What Happens When All Financial Privacy Is Gone?
Very soon, within a few years, it’s going to be extremely difficult, if not outright impossible to own real assets without most governments in the world knowing about them, as well as the details behind your assets.
This includes assets that were once more resistant to this kind of thing, like crypto and foreign real estate.
Outside of the West (for the most part), there are the CRS countries (Common Reporting Standard). These are 103 countries that have all signed treaties where they will report all of your assets, including cryptocurrency in an exchange to any other CRS country you visit or live in.
Great.
And the list of CRS countries grows every year. Even my second home of Paraguay will join this organization in 2027.
Then you have the Collapsing West, which is behind the OECD (Organisation for Economic Co-operation and Development), an organization made up of 38 countries, including all of the bigger Western nations plus a few Asian and South American ones.
This wonderful (meaning authoritarian and globalist) group of countries has now implemented structures where if you own property (like real estate) in any of these countries, it will be reported to all of the other ones.
They will even mandate that you have to report yourself as the owner of these assets even if they are held in a private trust.
Great.
If you are an independent, sovereign thinker (and there are very few of us left in the world), you’re probably thinking something like, “No problem, I’ll just own assets that aren’t in any of these countries.”
That is, of course, the correct way to think, and good for you.
The problem is that the CRS, OECD, and other globalist organizations put together blacklists of countries that refuse to go along with this authoritarian bullshit to bully these independent nations into submission. These countries then risk suffering economically if they don’t play ball.
Case in point: my primary home in Dubai, UAE.
Why does the UAE now have a (small) corporate tax when before it had zero taxes?
There are several reasons but the biggest reason is the OECD.
Neither of my home countries (the UAE and Paraguay) is an OECD member, which is exactly the way I like it.
However, a few years ago, the OECD, comprising most of the largest economies in the world, put the UAE on a sort of blacklist which made it difficult for UAE banks to do business internationally and to work with international clients.
This was a problem for the UAE whose sole goal is to be the number one economic hub of the entire world. (It’s a goal they are already close to achieving and may achieve in our lifetimes.)
These high-tax collapsing Western nations didn’t like the zero-tax prosperity of the UAE stealing their thunder, so their message to the UAE was, “Okay asshole, we’re going to blacklist you until you implement some kind of income tax like we have.”
And sadly, the UAE was forced to comply, implementing a 9% corporate tax when before it had zero.
To be fair, 9% is still the lowest nonzero corporate tax rate in the world, and people like me would be more than happy to pay tax rates like that rather than pay Western corporate tax rates of 20-40%, but it’s still a little higher than zero.
So then the OECD said, “Good boy,” and removed the UAE from the blacklist, declaring it an OECD “partner.”

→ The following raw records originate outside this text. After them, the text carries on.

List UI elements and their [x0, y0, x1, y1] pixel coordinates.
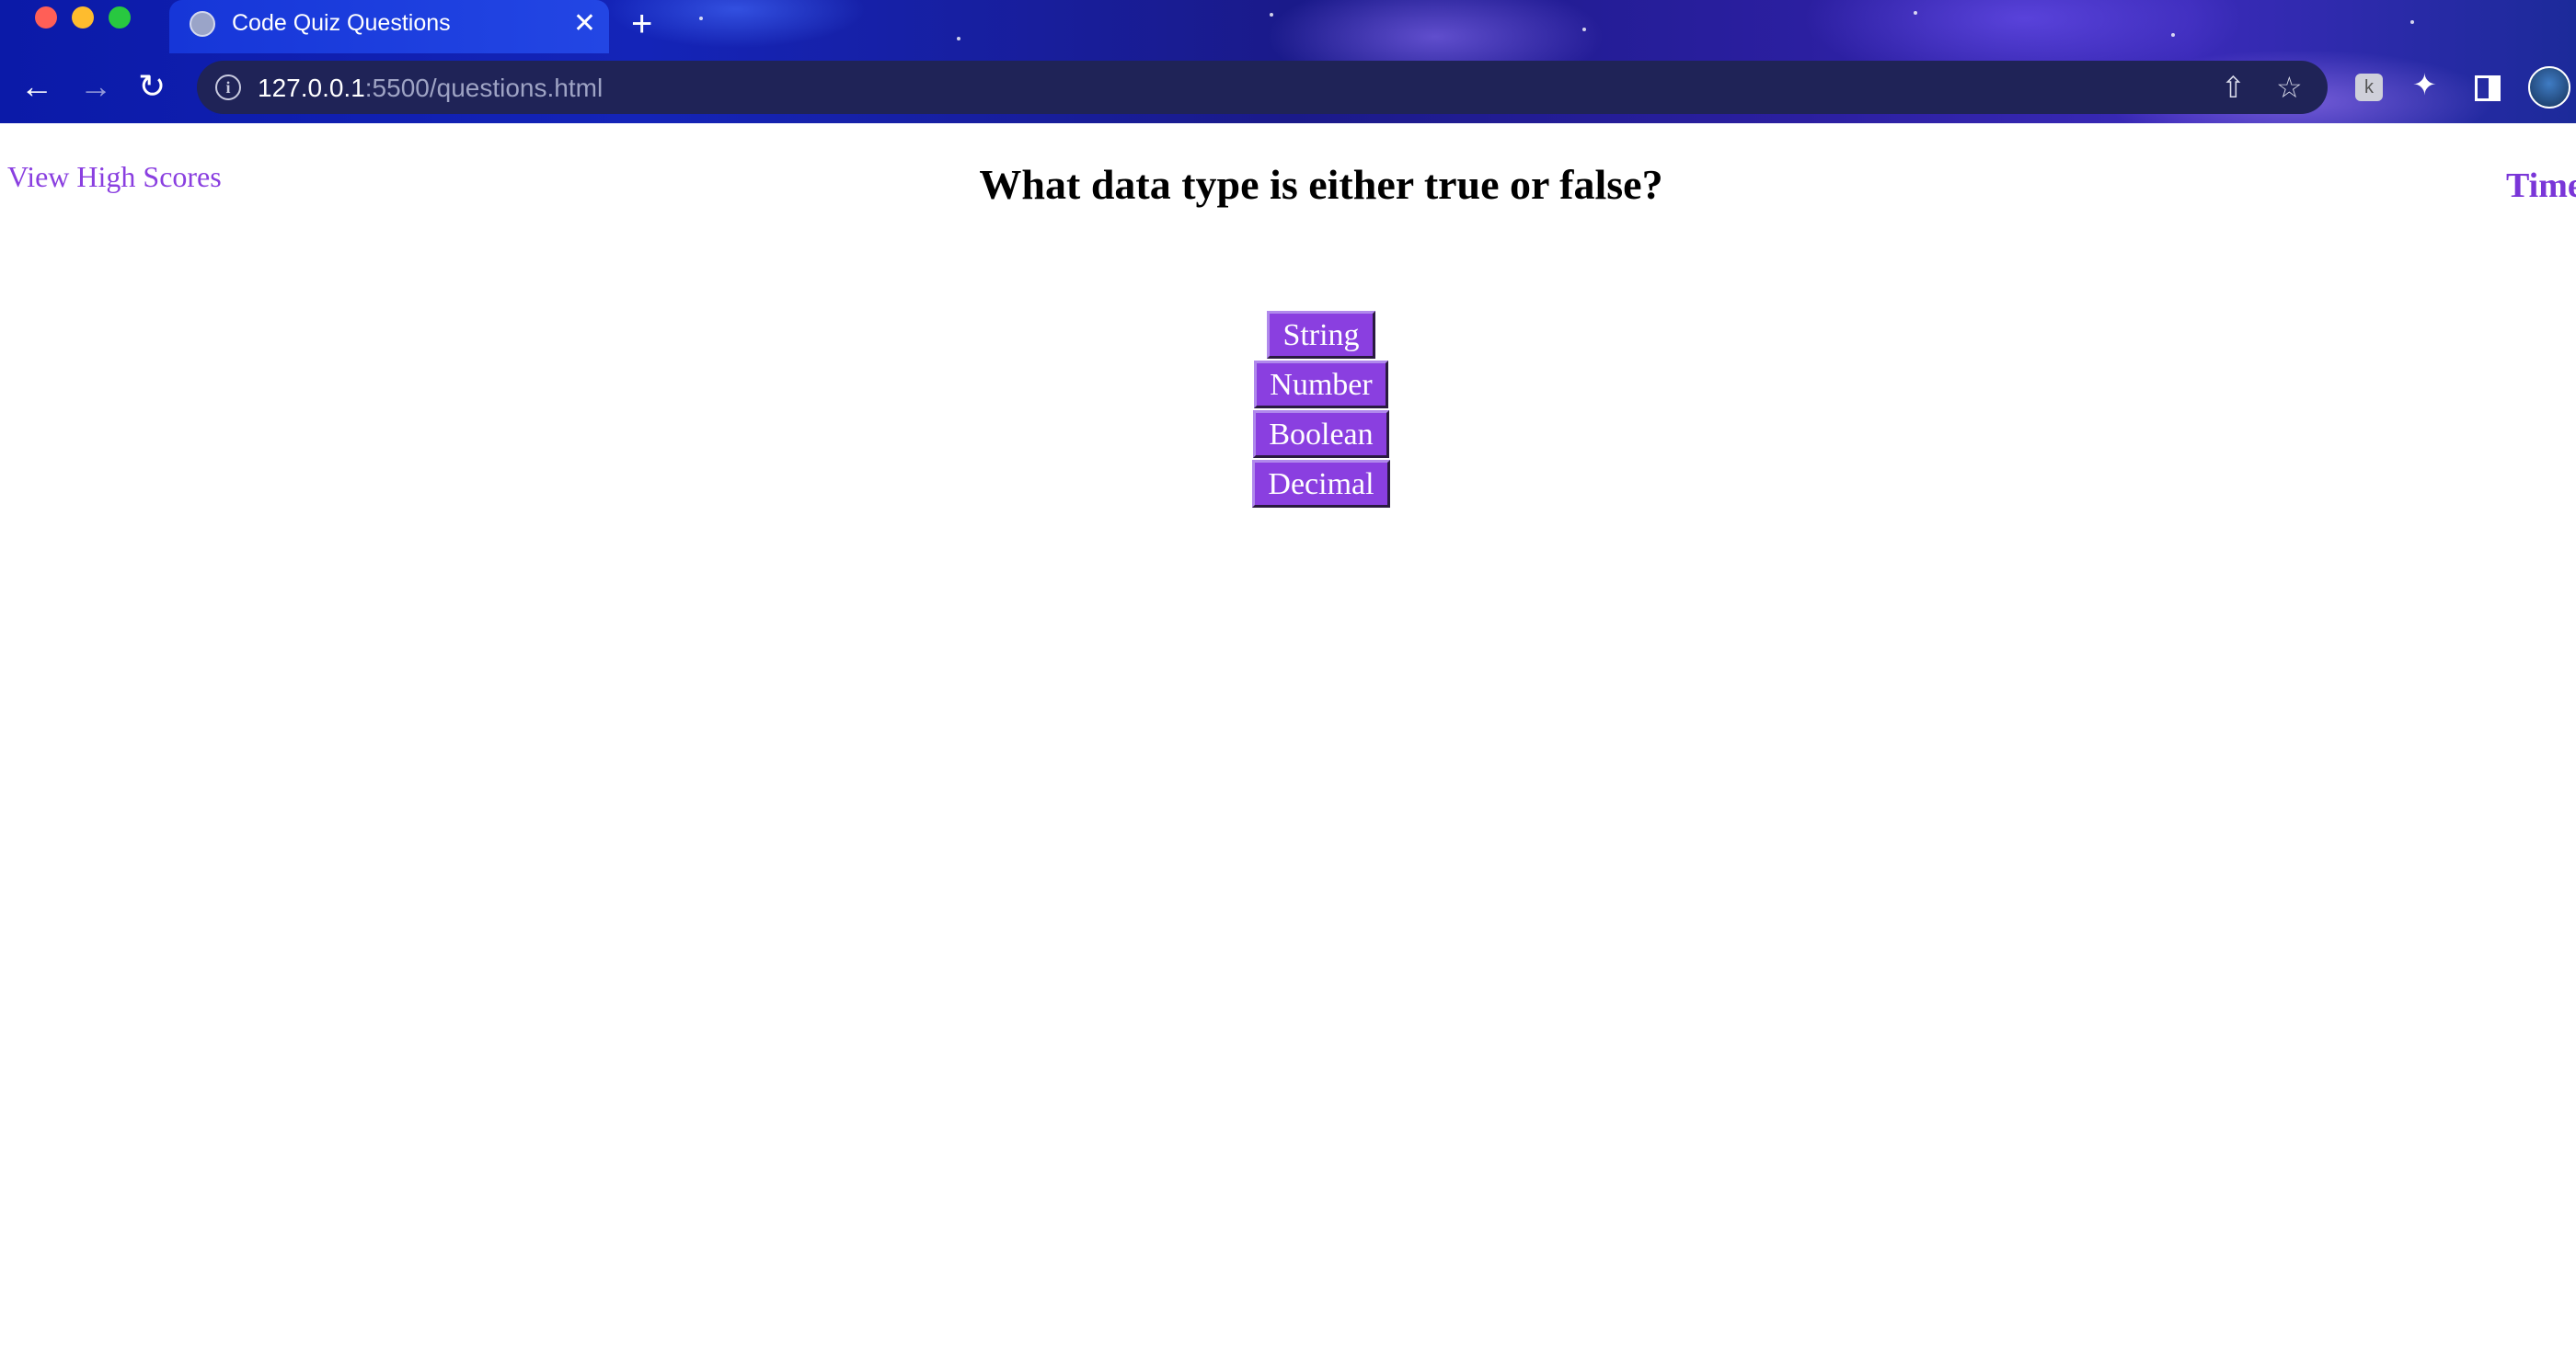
side-panel-icon[interactable]: [2475, 75, 2501, 101]
url-text[interactable]: 127.0.0.1:5500/questions.html: [258, 74, 603, 103]
active-tab[interactable]: Code Quiz Questions ✕: [169, 0, 609, 53]
decorative-star: [2410, 20, 2414, 24]
browser-toolbar: ← → ↻ i 127.0.0.1:5500/questions.html ⇧ …: [0, 57, 2576, 120]
decorative-star: [699, 17, 703, 20]
url-path: :5500/questions.html: [364, 74, 604, 102]
url-host: 127.0.0.1: [258, 74, 365, 102]
close-window-button[interactable]: [35, 6, 57, 29]
star-icon[interactable]: ☆: [2276, 70, 2303, 105]
answer-button-string[interactable]: String: [1267, 311, 1375, 359]
decorative-star: [1270, 13, 1273, 17]
minimize-window-button[interactable]: [72, 6, 94, 29]
close-icon[interactable]: ✕: [573, 6, 596, 42]
share-icon[interactable]: ⇧: [2221, 70, 2246, 105]
info-icon[interactable]: i: [215, 74, 241, 100]
decorative-star: [2171, 33, 2175, 37]
decorative-star: [1582, 28, 1586, 31]
quiz-page: View High Scores What data type is eithe…: [0, 123, 2576, 1363]
decorative-star: [1914, 11, 1917, 15]
new-tab-button[interactable]: +: [631, 2, 652, 46]
answer-button-decimal[interactable]: Decimal: [1252, 460, 1390, 508]
answer-button-boolean[interactable]: Boolean: [1253, 410, 1389, 458]
decorative-star: [957, 37, 960, 40]
timer-label: Time: [2506, 166, 2576, 205]
tab-title: Code Quiz Questions: [232, 10, 451, 36]
puzzle-icon[interactable]: ✦: [2412, 66, 2437, 103]
extension-k-icon[interactable]: k: [2355, 74, 2383, 101]
reload-icon[interactable]: ↻: [138, 66, 166, 107]
answer-button-number[interactable]: Number: [1254, 361, 1388, 408]
maximize-window-button[interactable]: [109, 6, 131, 29]
globe-icon: [190, 11, 215, 37]
avatar[interactable]: [2528, 66, 2570, 109]
browser-chrome: Code Quiz Questions ✕ + ← → ↻ i 127.0.0.…: [0, 0, 2576, 123]
answer-list: String Number Boolean Decimal: [0, 311, 2576, 508]
arrow-left-icon[interactable]: ←: [20, 66, 53, 107]
address-bar[interactable]: i 127.0.0.1:5500/questions.html ⇧ ☆: [197, 61, 2328, 114]
arrow-right-icon[interactable]: →: [79, 66, 112, 107]
question-heading: What data type is either true or false?: [979, 161, 1663, 208]
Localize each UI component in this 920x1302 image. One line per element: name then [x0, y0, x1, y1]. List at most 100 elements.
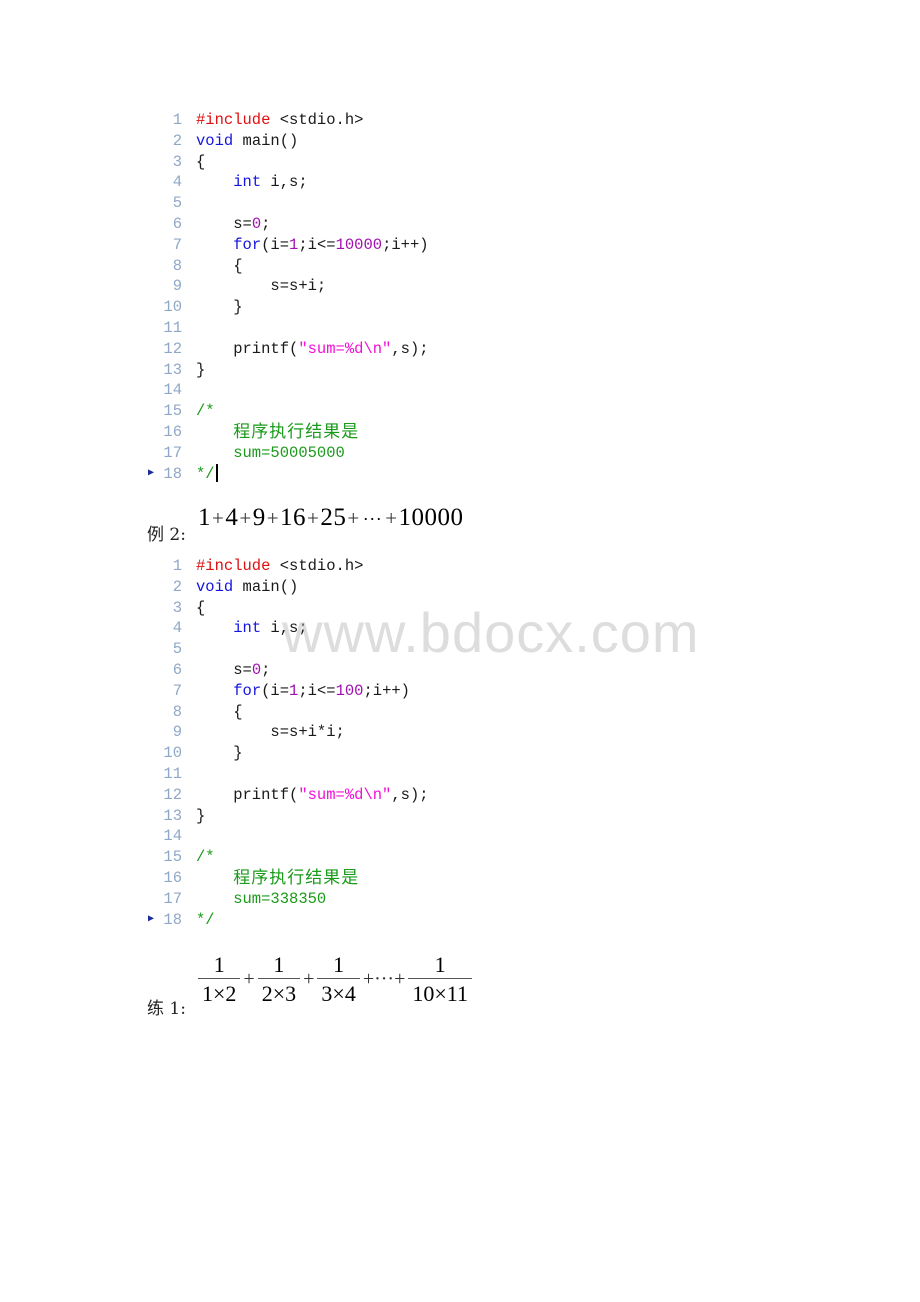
code-line: 16 程序执行结果是	[146, 868, 566, 889]
code-line: 2 void main()	[146, 577, 566, 598]
code-token: /*	[196, 848, 215, 867]
line-number: 16	[163, 868, 182, 887]
code-token: s=	[196, 214, 252, 233]
fraction-denominator: 10×11	[408, 978, 472, 1007]
line-number: 12	[163, 339, 182, 358]
code-token: "sum=%d\n"	[298, 339, 392, 358]
line-number: 16	[163, 422, 182, 441]
line-number: 5	[172, 640, 182, 659]
code-text: sum=338350	[196, 889, 326, 910]
code-line: 15 /*	[146, 847, 566, 868]
fraction: 1 3×4	[317, 952, 360, 1007]
code-line: 13}	[146, 806, 566, 827]
code-token: }	[196, 806, 206, 825]
code-token: #include	[196, 557, 271, 575]
code-token: 10000	[335, 235, 383, 254]
code-text: }	[196, 806, 205, 827]
code-text: #include <stdio.h>	[196, 110, 363, 131]
code-text: s=s+i;	[196, 276, 326, 297]
code-token: main()	[233, 131, 299, 150]
code-token: 0	[251, 660, 262, 679]
code-token: 程序执行结果是	[233, 421, 360, 442]
line-number: 18	[163, 464, 182, 483]
operator: +···+	[362, 968, 406, 990]
code-token: for	[233, 681, 262, 700]
code-token: #include	[196, 111, 271, 129]
code-token: ,s);	[391, 785, 429, 804]
code-token: 程序执行结果是	[233, 867, 360, 888]
line-number: 15	[163, 848, 182, 867]
formula-term: 4	[225, 504, 239, 531]
line-number: 5	[172, 194, 182, 213]
code-line: 15 /*	[146, 401, 566, 422]
code-text: #include <stdio.h>	[196, 556, 363, 577]
line-number: 14	[163, 381, 182, 400]
code-token: for	[233, 235, 262, 254]
code-token: /*	[196, 402, 215, 421]
code-line: 16 程序执行结果是	[146, 422, 566, 443]
code-text: s=0;	[196, 660, 270, 681]
code-text: /*	[196, 401, 215, 422]
code-listing-example-2: 1 #include <stdio.h> 2 void main() 3{4 int i…	[146, 556, 566, 930]
fraction-denominator: 3×4	[317, 978, 360, 1007]
code-token: 0	[251, 214, 262, 233]
code-text: void main()	[196, 131, 298, 152]
code-token: ;i<=	[298, 681, 336, 700]
code-token: {	[196, 598, 206, 617]
code-token: "sum=%d\n"	[298, 785, 392, 804]
code-text: /*	[196, 847, 215, 868]
exercise-1-formula: 1 1×2 +1 2×3 +1 3×4 +···+ 1 10×11	[196, 952, 474, 1007]
code-token: <stdio.h>	[270, 111, 364, 129]
plus-operator: +	[385, 506, 398, 530]
fraction: 1 1×2	[198, 952, 241, 1007]
code-token: 1	[289, 235, 299, 254]
code-line: 1 #include <stdio.h>	[146, 110, 566, 131]
code-line: 2 void main()	[146, 131, 566, 152]
code-token: (i=	[261, 235, 290, 254]
code-token: {	[196, 152, 206, 171]
code-line: 8 {	[146, 256, 566, 277]
code-token: {	[196, 256, 243, 275]
code-text: printf("sum=%d\n",s);	[196, 785, 429, 806]
code-text: for(i=1;i<=10000;i++)	[196, 235, 428, 256]
code-line: 10 }	[146, 743, 566, 764]
example-2-formula: 1+4+9+16+25+ ··· +10000	[198, 504, 464, 532]
fraction-denominator: 1×2	[198, 978, 241, 1007]
fraction-numerator: 1	[333, 952, 345, 977]
code-listing-example-1: 1 #include <stdio.h> 2 void main() 3{4 int i…	[146, 110, 566, 484]
code-token: printf(	[196, 785, 299, 804]
code-token: }	[196, 298, 243, 317]
code-token: void	[196, 131, 234, 150]
line-number: 2	[172, 131, 182, 150]
code-token: int	[233, 619, 262, 638]
code-text: printf("sum=%d\n",s);	[196, 339, 428, 360]
line-number: 7	[172, 235, 182, 254]
code-text: int i,s;	[196, 172, 307, 193]
formula-term: 16	[280, 504, 307, 531]
plus-operator: +	[212, 506, 225, 530]
code-text: sum=50005000	[196, 443, 345, 464]
line-number: 8	[172, 702, 182, 721]
formula-term: 9	[252, 504, 266, 531]
line-number: 17	[163, 889, 182, 908]
code-text: for(i=1;i<=100;i++)	[196, 681, 410, 702]
line-number: 9	[172, 723, 182, 742]
line-number: 9	[172, 277, 182, 296]
formula-term: ···	[362, 509, 383, 529]
line-number: 1	[172, 557, 182, 575]
code-token: */	[196, 464, 215, 483]
code-token: sum=338350	[196, 889, 327, 908]
line-number: 3	[172, 598, 182, 617]
code-line: 12 printf("sum=%d\n",s);	[146, 785, 566, 806]
code-line: 8 {	[146, 702, 566, 723]
code-text: }	[196, 297, 243, 318]
code-line: 3{	[146, 598, 566, 619]
code-token: <stdio.h>	[270, 557, 364, 575]
code-token: main()	[233, 577, 299, 596]
code-line: 4 int i,s;	[146, 172, 566, 193]
line-number: 13	[163, 360, 182, 379]
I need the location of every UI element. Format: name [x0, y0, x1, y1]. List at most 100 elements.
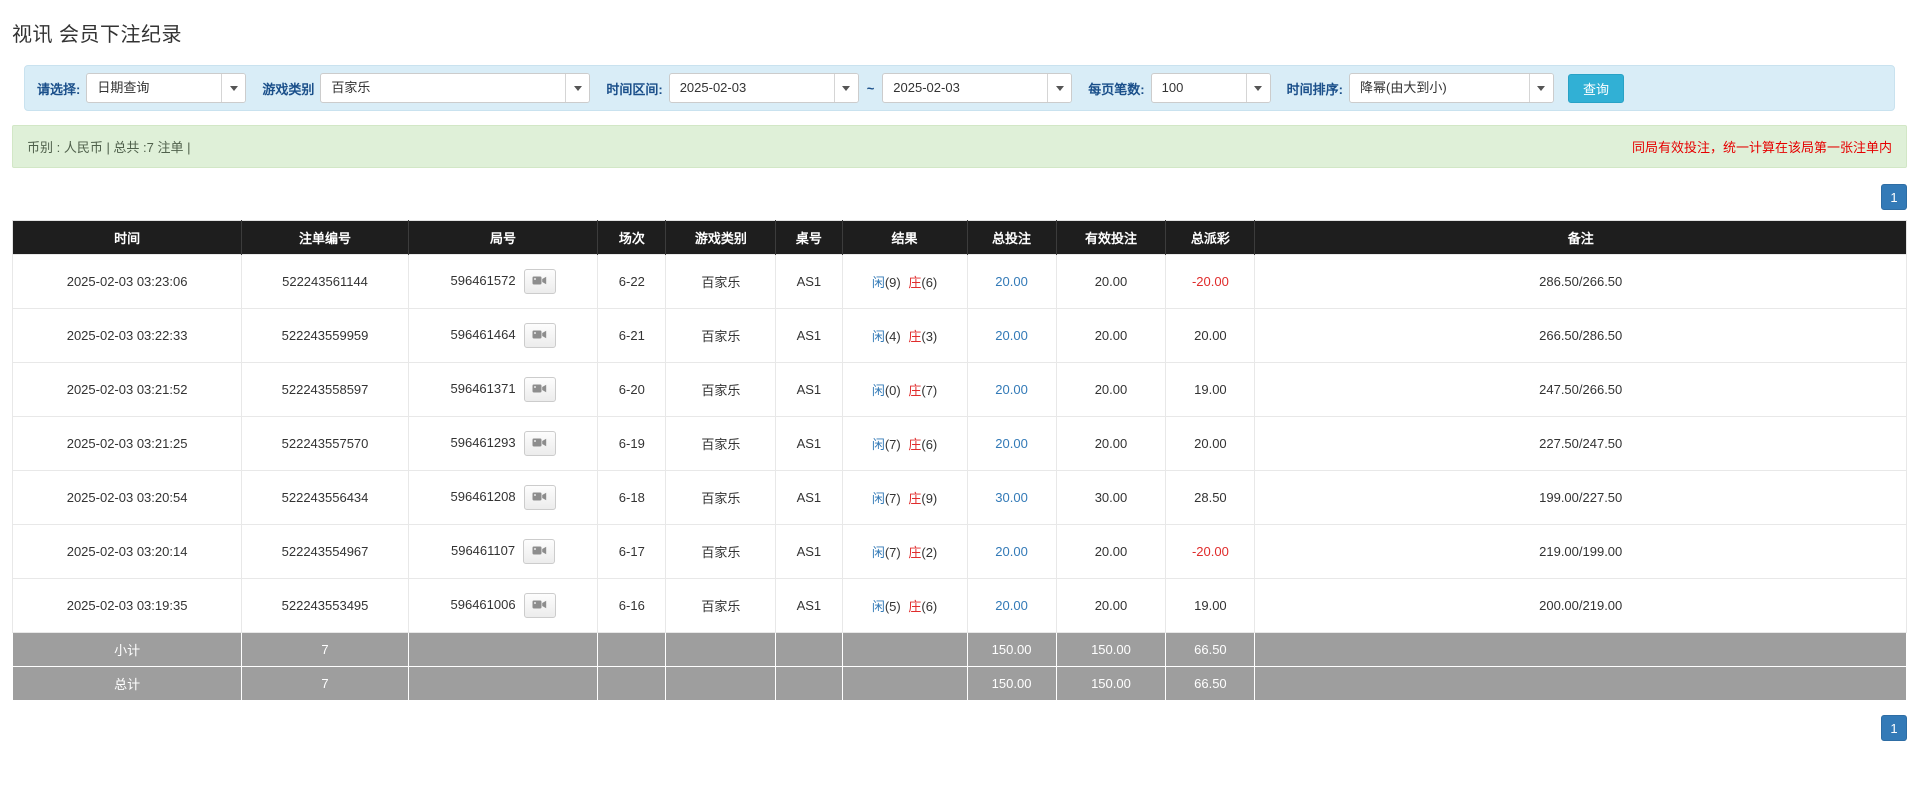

Shit like this is going to continue to happen over time.
Are there still legal ways to hide your assets from foreign and domestic governments?
Yes.
Will there continue to be ways to do this in the future?
If you’re location independent and live a five flags international lifestyle, yes (otherwise no, just stay in the Collapsing USA and people like Hillary Clinton will know everything you own everywhere in the world).
I’m just saying that as time goes by, this will be more difficult and complicated to do. And it will be essentially impossible if you live the rest of your life in the Collapsing West or even in a non-Western lapdog OECD state like Japan or Turkey.
Make more money, gain more assets, and internationalize as soon as you can. Otherwise you’re just asking for trouble.